Według statystyk, co drugi Polak, chociaż raz w życiu był na diecie. Mnogość diet jest tak wielka, że aby ich wszystkich spróbować nie starczyłoby życia. A efekty większości z nich są żadne, a często przyczyniają się pogorszenia stanu zdrowia, albo kończą się tym, że osoba tyje, a nie chudnie. Ale dieta to nie tylko odchudzanie, a przede wszystkim umiejętne odżywianie się tak, by bilansować odpowiednio swoje posiłki i utrzymywać dla siebie odpowiednią wagę ciała.

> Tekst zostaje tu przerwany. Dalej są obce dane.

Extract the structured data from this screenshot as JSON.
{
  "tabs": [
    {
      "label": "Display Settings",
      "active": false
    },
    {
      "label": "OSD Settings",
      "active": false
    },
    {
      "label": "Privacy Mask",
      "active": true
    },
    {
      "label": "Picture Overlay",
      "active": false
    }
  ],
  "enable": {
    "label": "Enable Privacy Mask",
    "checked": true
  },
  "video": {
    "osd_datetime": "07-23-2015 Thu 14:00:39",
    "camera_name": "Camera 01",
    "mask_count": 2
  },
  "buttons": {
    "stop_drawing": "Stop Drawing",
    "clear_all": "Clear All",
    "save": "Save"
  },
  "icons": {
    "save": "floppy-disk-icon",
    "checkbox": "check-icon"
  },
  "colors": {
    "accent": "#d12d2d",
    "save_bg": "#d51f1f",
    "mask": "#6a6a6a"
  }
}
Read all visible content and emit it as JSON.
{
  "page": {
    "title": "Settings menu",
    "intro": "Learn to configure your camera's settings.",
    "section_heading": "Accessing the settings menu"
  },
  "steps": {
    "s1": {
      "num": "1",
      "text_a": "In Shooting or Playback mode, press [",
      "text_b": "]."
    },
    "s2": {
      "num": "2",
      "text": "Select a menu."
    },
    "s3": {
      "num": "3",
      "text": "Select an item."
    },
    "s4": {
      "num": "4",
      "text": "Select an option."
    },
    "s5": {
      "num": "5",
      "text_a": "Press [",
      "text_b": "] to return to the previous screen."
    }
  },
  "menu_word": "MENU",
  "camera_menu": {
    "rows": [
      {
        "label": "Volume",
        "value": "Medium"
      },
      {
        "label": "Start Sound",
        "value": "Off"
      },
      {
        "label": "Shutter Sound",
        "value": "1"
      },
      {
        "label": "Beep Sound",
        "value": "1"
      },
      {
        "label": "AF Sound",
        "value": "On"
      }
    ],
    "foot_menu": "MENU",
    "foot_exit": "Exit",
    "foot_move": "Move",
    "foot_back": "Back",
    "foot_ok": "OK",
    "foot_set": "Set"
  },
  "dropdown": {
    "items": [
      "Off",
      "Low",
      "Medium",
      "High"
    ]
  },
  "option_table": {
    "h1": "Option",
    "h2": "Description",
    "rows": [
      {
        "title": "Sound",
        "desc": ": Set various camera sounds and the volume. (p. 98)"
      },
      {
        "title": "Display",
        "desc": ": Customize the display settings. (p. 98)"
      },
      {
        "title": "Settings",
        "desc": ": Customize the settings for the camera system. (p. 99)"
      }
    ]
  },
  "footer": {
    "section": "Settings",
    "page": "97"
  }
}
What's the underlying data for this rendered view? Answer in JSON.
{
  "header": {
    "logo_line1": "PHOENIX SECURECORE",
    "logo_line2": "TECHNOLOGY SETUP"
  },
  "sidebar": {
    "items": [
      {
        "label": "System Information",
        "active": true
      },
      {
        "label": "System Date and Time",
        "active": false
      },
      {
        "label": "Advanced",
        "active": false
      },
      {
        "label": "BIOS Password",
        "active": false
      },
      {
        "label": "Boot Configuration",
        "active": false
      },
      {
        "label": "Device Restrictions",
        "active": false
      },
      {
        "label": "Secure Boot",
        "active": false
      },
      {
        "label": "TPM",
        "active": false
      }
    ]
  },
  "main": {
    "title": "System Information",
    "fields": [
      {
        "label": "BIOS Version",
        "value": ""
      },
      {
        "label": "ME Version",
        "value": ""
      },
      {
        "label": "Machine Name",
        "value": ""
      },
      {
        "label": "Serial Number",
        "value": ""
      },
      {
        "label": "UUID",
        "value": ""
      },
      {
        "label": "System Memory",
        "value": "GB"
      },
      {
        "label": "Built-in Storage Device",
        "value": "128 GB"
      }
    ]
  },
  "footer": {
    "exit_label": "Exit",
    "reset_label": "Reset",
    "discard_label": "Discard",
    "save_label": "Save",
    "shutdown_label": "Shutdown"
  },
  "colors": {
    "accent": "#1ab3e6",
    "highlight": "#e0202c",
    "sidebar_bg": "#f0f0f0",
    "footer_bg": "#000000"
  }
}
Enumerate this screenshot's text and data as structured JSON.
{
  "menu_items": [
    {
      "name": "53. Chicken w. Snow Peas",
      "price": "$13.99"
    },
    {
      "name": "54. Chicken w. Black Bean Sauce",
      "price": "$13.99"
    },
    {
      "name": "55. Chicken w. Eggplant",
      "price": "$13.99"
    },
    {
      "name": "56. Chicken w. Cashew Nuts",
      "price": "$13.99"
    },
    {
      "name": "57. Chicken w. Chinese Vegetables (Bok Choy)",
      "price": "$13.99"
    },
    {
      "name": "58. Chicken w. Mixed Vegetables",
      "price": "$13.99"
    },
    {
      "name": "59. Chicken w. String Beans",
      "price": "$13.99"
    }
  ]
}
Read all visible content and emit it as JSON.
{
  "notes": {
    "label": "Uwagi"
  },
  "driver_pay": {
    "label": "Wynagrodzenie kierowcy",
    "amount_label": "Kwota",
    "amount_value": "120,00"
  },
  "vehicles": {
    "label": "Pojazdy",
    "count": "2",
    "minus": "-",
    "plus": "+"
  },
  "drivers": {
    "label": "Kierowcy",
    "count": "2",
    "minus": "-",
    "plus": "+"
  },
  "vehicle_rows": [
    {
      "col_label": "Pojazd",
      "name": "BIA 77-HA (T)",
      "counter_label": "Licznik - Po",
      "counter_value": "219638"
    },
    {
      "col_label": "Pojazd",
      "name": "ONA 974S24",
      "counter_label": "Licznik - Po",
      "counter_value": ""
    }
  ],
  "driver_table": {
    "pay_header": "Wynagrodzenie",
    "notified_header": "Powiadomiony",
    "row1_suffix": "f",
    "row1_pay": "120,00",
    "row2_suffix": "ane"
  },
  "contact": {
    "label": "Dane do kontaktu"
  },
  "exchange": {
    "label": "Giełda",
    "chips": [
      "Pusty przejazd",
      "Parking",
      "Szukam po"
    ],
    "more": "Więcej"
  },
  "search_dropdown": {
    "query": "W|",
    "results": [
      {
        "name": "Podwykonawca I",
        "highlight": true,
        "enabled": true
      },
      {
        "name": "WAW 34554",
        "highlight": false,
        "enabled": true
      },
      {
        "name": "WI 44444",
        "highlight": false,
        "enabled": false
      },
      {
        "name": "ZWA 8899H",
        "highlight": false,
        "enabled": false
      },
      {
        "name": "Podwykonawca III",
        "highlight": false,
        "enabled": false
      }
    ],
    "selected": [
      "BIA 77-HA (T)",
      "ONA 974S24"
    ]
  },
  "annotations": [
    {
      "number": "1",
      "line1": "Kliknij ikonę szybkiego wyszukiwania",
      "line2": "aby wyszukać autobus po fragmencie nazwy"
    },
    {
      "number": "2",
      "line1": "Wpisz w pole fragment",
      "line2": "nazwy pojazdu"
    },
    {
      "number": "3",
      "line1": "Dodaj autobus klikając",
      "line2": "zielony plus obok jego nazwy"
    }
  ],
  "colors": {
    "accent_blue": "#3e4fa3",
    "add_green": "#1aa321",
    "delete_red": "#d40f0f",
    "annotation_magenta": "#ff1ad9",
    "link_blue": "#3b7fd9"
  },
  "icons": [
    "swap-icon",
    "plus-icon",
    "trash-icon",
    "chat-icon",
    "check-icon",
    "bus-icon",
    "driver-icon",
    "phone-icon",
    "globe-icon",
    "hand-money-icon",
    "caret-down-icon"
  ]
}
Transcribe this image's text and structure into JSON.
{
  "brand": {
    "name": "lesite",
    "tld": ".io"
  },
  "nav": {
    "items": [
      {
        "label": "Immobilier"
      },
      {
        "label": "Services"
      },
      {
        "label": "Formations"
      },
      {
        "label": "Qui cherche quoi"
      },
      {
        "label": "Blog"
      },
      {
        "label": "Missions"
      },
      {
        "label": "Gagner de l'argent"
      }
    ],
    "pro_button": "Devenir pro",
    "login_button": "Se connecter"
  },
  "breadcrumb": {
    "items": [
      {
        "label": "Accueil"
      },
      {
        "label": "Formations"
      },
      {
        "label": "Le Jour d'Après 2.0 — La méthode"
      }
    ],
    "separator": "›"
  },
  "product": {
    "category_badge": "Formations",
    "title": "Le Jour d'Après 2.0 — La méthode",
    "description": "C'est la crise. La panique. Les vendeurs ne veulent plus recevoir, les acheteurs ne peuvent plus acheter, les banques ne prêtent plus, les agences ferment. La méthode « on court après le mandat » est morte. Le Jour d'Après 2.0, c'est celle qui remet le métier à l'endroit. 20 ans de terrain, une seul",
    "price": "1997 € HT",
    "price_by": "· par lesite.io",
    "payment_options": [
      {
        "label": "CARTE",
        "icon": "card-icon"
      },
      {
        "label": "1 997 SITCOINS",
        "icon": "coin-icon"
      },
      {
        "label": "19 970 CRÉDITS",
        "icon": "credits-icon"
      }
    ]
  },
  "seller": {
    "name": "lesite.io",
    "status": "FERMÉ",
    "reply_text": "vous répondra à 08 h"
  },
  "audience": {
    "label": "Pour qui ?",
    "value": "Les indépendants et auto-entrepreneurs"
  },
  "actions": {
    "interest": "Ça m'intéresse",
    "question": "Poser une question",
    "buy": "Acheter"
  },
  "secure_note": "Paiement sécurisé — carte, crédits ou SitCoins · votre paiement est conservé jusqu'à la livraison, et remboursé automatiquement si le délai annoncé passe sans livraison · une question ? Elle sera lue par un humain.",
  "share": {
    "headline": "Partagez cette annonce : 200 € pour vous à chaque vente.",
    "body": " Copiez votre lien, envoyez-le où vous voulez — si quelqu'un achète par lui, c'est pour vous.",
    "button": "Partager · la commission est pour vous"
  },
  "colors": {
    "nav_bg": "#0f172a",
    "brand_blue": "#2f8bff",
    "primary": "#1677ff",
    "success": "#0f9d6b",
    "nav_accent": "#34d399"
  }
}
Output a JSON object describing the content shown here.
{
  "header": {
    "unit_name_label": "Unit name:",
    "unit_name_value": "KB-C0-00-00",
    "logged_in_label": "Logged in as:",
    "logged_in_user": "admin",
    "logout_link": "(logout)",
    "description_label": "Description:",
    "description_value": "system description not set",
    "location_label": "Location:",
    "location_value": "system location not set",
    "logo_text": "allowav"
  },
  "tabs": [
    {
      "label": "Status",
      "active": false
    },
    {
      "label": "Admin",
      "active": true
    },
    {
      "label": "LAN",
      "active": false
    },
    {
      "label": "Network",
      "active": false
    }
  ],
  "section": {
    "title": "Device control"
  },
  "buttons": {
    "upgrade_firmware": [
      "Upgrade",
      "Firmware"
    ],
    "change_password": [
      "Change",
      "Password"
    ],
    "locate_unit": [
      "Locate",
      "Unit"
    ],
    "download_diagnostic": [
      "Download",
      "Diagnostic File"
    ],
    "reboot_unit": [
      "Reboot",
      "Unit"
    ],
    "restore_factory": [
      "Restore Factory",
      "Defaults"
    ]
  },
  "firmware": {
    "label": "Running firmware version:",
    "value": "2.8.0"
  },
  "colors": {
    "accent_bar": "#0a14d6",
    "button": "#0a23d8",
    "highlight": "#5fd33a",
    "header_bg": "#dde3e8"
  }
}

Dorosły mężczyzna, który nie pracuje fizycznie powinien dostarczać organizmowi około 2500 kalorii, jeśli uprawia sport wyczynowy lub pracuje fizycznie nawet ponad 3000. Kobieta w średnim wieku, przeciętnego wzrostu i wagi – około 2000 kalorii. Dla przykładu trenująca po kilka godzin dziennie olimpijka Justyna Kowalczyk zjada dziennie aż 6000 kalorii! Osoby odchudzające się powinny przyjmować 1500 kalorii dziennie.
Dieta wysokoenergetyczna polega na odróżnianiu w jadłospisie węglowodanów dobrych i złych. Dobre to te złożone, czyli cukry złożone, które podczas trawienia w organizmie rozkładają się dłużej, przez co dawka energii dostarczana przez pokarm działa dłużej i rzadziej sięgamy po jedzenie. Odwrotnie rzecz się ma z węglowodanami prostymi, które ożywiają tylko na chwilę, przez to częściej jesteśmy głodni.
Kiedy człowiek uzmysłowi sobie i nauczy się odróżniać od siebie cukry proste i złożone, i odpowiednio połączy je w diecie nie powinien mieć nigdy problemów z utrzymaniem wagi, o ile oczywiście jest zdrowy. Zbilansowanie spożywania węglowodanów jest bardzo ważne. Mimo tego, że węglowodany proste są szkodliwe, nie można wykluczyć ich całkowicie, ponieważ one też są potrzebne. Optymalnie w posiłkach powinny one zajmować około 20% całości.
Cukry proste to m.in. fruktoza, glukoza i galaktoza, czyli to, z czego składają się słodycze, napoje i owoce. Jedzenie dużej ilości owoców wcale nie jest takie zdrowe jak się nam wmawia od lat, ich ilość także trzeba ograniczać w ciągu dnia. Dobre węglowodany występują w tzw. produktach ciemnych, czyli zdrowszy będzie ciemny chleb, makarony i ryże, oczywiście gotowane na półtwardo. Owoce lepiej zastąpić surowymi warzywami, ponieważ podczas gotowania tracą one swoje wartości odżywcze. Do tego dużo chudego mięsa, ryb i nabiału, ale tego niesłodzonego, czyli jogurty naturalne i twaróg zamiast serków homogenizowanych czy deserów mlecznych. No i należy zjadać pięć posiłków dziennie.